We now evaluate the policy using navground experiments, which allow to record any kind of data, included success, which is not possible using evalutate_policy.

[16]:
from navground.learning.evaluation.experiment import make_experiment_with_env
import numpy as np

exp = make_experiment_with_env(test_venv)
exp.terminate_when_all_idle_or_stuck = True
exp.record_config.pose = True
exp.number_of_runs = 1000
exp.steps = 200
exp.run()

reward = [np.sum(run.records['reward']) for run in exp.runs.values()]
length = [len(run.records['reward']) for run in exp.runs.values()]
# Success is not recorded for the navground policy
success = np.mean([x < 200 for x in length])

df = pd.DataFrame()
df['expert'] = {'success rate': success,
                'mean reward': np.mean(reward), 'std dev reward': np.std(reward),
                'mean length': np.mean(length), 'std dev length': np.std(length)}
[17]:
exp = make_experiment_with_env(test_venv, policy=random_policy)
exp.terminate_when_all_idle_or_stuck = True
exp.number_of_runs = 100
exp.record_config.pose = True
exp.steps = 200
exp.run()

success = np.mean([np.sum(run.records['success']) for run in exp.runs.values()])
reward = [np.sum(run.records['reward']) for run in exp.runs.values()]
length = [len(run.records['reward']) for run in exp.runs.values()]

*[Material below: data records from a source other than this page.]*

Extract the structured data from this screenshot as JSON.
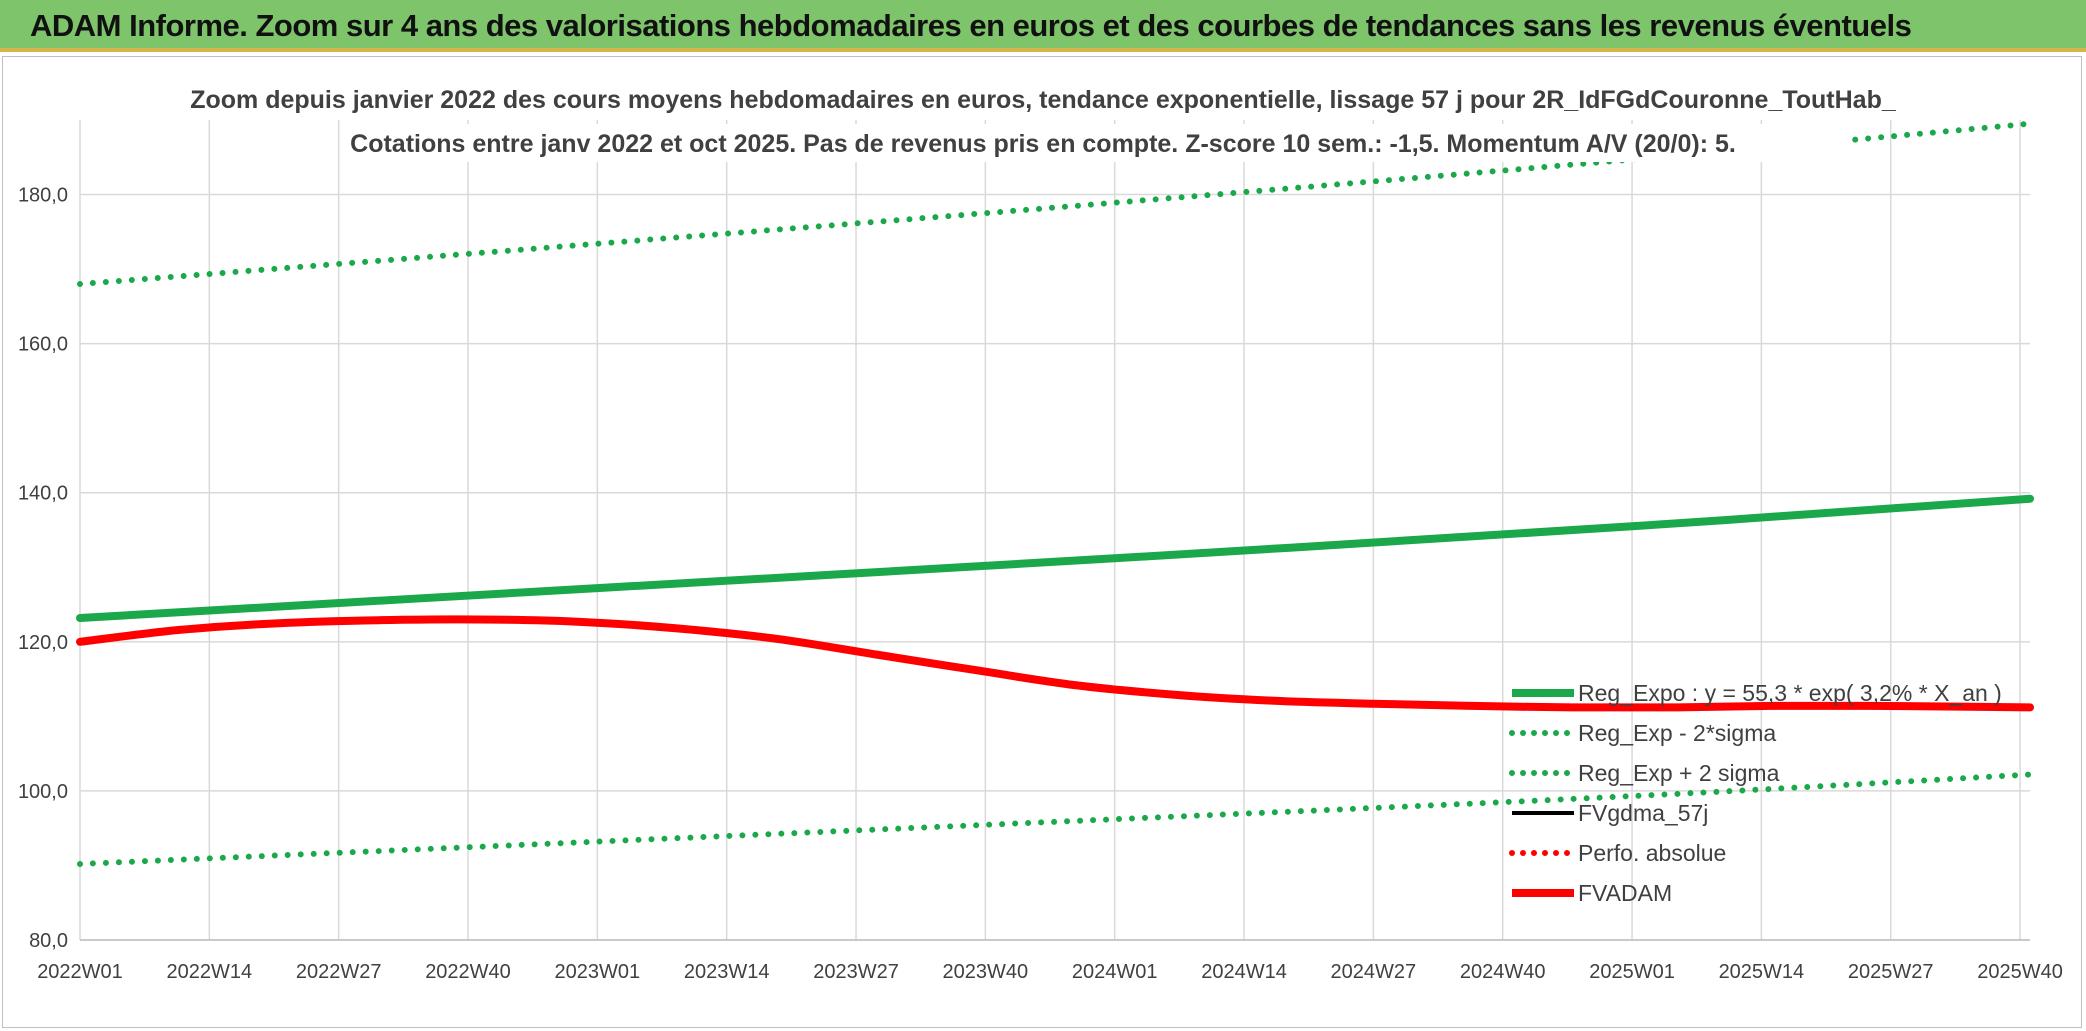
{
  "banner": {
    "title": "ADAM Informe. Zoom sur 4 ans des valorisations hebdomadaires en euros et des courbes de tendances sans les revenus éventuels"
  },
  "colors": {
    "banner_bg": "#7dc46a",
    "reg_green": "#1aa84a",
    "fvadam_red": "#ff0000",
    "fvgdma_black": "#000000",
    "perfo_red": "#ff0000",
    "grid": "#d9d9d9",
    "axis_text": "#404040",
    "title_text": "#404040"
  },
  "chart_data": {
    "type": "line",
    "title_line1": "Zoom depuis janvier 2022 des cours moyens hebdomadaires en euros, tendance exponentielle, lissage 57 j pour 2R_IdFGdCouronne_ToutHab_",
    "title_line2": "Cotations entre janv 2022 et oct 2025. Pas de revenus pris en compte. Z-score 10 sem.: -1,5. Momentum A/V (20/0): 5.",
    "xlabel": "",
    "ylabel": "",
    "ylim": [
      80,
      190
    ],
    "yticks": [
      "80,0",
      "100,0",
      "120,0",
      "140,0",
      "160,0",
      "180,0"
    ],
    "ytick_values": [
      80,
      100,
      120,
      140,
      160,
      180
    ],
    "xlim": [
      0,
      196
    ],
    "categories": [
      "2022W01",
      "2022W14",
      "2022W27",
      "2022W40",
      "2023W01",
      "2023W14",
      "2023W27",
      "2023W40",
      "2024W01",
      "2024W14",
      "2024W27",
      "2024W40",
      "2025W01",
      "2025W14",
      "2025W27",
      "2025W40"
    ],
    "category_positions": [
      0,
      13,
      26,
      39,
      52,
      65,
      78,
      91,
      104,
      117,
      130,
      143,
      156,
      169,
      182,
      195
    ],
    "legend_position": "right",
    "series": [
      {
        "name": "Reg_Expo : y = 55,3 * exp( 3,2% * X_an )",
        "style": "solid-thick",
        "color": "#1aa84a",
        "x": [
          0,
          52,
          104,
          156,
          196
        ],
        "values": [
          123.2,
          127.2,
          131.2,
          135.5,
          139.2
        ]
      },
      {
        "name": "Reg_Exp - 2*sigma",
        "style": "dotted",
        "color": "#1aa84a",
        "x": [
          0,
          52,
          104,
          156,
          196
        ],
        "values": [
          90.2,
          93.2,
          96.2,
          99.3,
          102.2
        ]
      },
      {
        "name": "Reg_Exp + 2 sigma",
        "style": "dotted",
        "color": "#1aa84a",
        "x": [
          0,
          52,
          104,
          156,
          196
        ],
        "values": [
          168.0,
          173.4,
          178.9,
          184.7,
          189.5
        ]
      },
      {
        "name": "FVgdma_57j",
        "style": "solid",
        "color": "#000000",
        "x": [
          0,
          10,
          20,
          30,
          40,
          50,
          60,
          70,
          80,
          90,
          100,
          110,
          120,
          130,
          140,
          150,
          160,
          170,
          180,
          190,
          196
        ],
        "values": [
          120.0,
          121.6,
          122.5,
          122.9,
          123.0,
          122.7,
          121.8,
          120.4,
          118.3,
          116.2,
          114.2,
          112.9,
          112.1,
          111.7,
          111.4,
          111.2,
          111.2,
          111.4,
          111.4,
          111.3,
          111.2
        ]
      },
      {
        "name": "Perfo. absolue",
        "style": "dotted",
        "color": "#ff0000",
        "x": [],
        "values": []
      },
      {
        "name": "FVADAM",
        "style": "solid-thick",
        "color": "#ff0000",
        "x": [
          0,
          10,
          20,
          30,
          40,
          50,
          60,
          70,
          80,
          90,
          100,
          110,
          120,
          130,
          140,
          150,
          160,
          170,
          180,
          190,
          196
        ],
        "values": [
          120.0,
          121.6,
          122.5,
          122.9,
          123.0,
          122.7,
          121.8,
          120.4,
          118.3,
          116.2,
          114.2,
          112.9,
          112.1,
          111.7,
          111.4,
          111.2,
          111.2,
          111.4,
          111.4,
          111.3,
          111.2
        ]
      }
    ]
  }
}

df['random'] = {'success rate': success,
                'mean reward': np.mean(reward), 'std dev reward': np.std(reward),
                'mean length': np.mean(length), 'std dev length': np.std(length)}
[18]:
exp = make_experiment_with_env(test_venv, policy=sac.policy)
exp.terminate_when_all_idle_or_stuck = True
exp.record_config.pose = True
exp.number_of_runs = 1000
exp.steps = 200
exp.run()

success = np.mean([np.sum(run.records['success']) for run in exp.runs.values()])
reward = [np.sum(run.records['reward']) for run in exp.runs.values()]
length = [len(run.records['reward']) for run in exp.runs.values()]

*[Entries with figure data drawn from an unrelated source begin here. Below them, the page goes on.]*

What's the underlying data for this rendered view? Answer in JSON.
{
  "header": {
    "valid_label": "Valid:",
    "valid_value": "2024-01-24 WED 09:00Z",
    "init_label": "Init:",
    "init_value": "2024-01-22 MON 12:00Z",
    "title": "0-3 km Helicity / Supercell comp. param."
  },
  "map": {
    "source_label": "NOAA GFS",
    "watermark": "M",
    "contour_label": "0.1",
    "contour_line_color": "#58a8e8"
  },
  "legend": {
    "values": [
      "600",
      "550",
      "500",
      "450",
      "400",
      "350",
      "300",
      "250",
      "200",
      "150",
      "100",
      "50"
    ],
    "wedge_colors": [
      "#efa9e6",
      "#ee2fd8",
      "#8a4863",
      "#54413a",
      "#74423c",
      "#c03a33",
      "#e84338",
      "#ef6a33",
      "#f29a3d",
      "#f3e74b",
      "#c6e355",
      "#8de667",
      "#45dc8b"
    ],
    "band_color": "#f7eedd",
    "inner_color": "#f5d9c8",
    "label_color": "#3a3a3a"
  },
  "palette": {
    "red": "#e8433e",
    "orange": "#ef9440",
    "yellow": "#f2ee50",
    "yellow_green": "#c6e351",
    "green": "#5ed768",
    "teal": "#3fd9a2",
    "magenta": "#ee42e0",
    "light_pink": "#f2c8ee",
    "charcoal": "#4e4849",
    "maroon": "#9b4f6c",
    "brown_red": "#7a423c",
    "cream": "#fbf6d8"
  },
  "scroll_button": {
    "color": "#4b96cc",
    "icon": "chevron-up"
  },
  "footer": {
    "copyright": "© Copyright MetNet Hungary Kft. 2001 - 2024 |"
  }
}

df['SAC'] = {'success rate': success,
             'mean reward': np.mean(reward), 'std dev reward': np.std(reward),
             'mean length': np.mean(length), 'std dev length': np.std(length)}
[20]:
df.to_csv('Pose/eval.csv')

df.T
[20]:
success rate mean reward std dev reward mean length std dev length
expert 1.0 -13.47 4.71 56.71 15.17
random -1.0 -199.67 5.47 200.00 0.00
SAC 1.0 -14.23 3.60 57.12 15.39

Let us also display the video from a run (same seed as the first video) generate from the trained policy.

[21]:
display_video_from_run(exp.runs[4], factor=4, display_width=300,
                       background_extras=[draw_target])
[21]:

Finally, we plot some of the trajectories from the trained policy.

[22]:
from navground.sim.pyplot_helpers import plot_runs

fig = plot_runs(list(exp.runs.values())[:25],
                columns=5,
                step=100,
                with_agent=True,
                with_world=True,
                world_kwargs={'in_box': True, 'no_ticks': True},
                agent_kwargs={'plot_last_pose': True},
                hide_axes=False,
                width=12)
../../_images/tutorials_empty_Pose_35_0.png
[28]:
from navground.learning import io

best_model = SAC.load(path / 'best_model')
io.export_policy_as_behavior(path='Pose/SAC', env=train_env, policy=best_model.policy)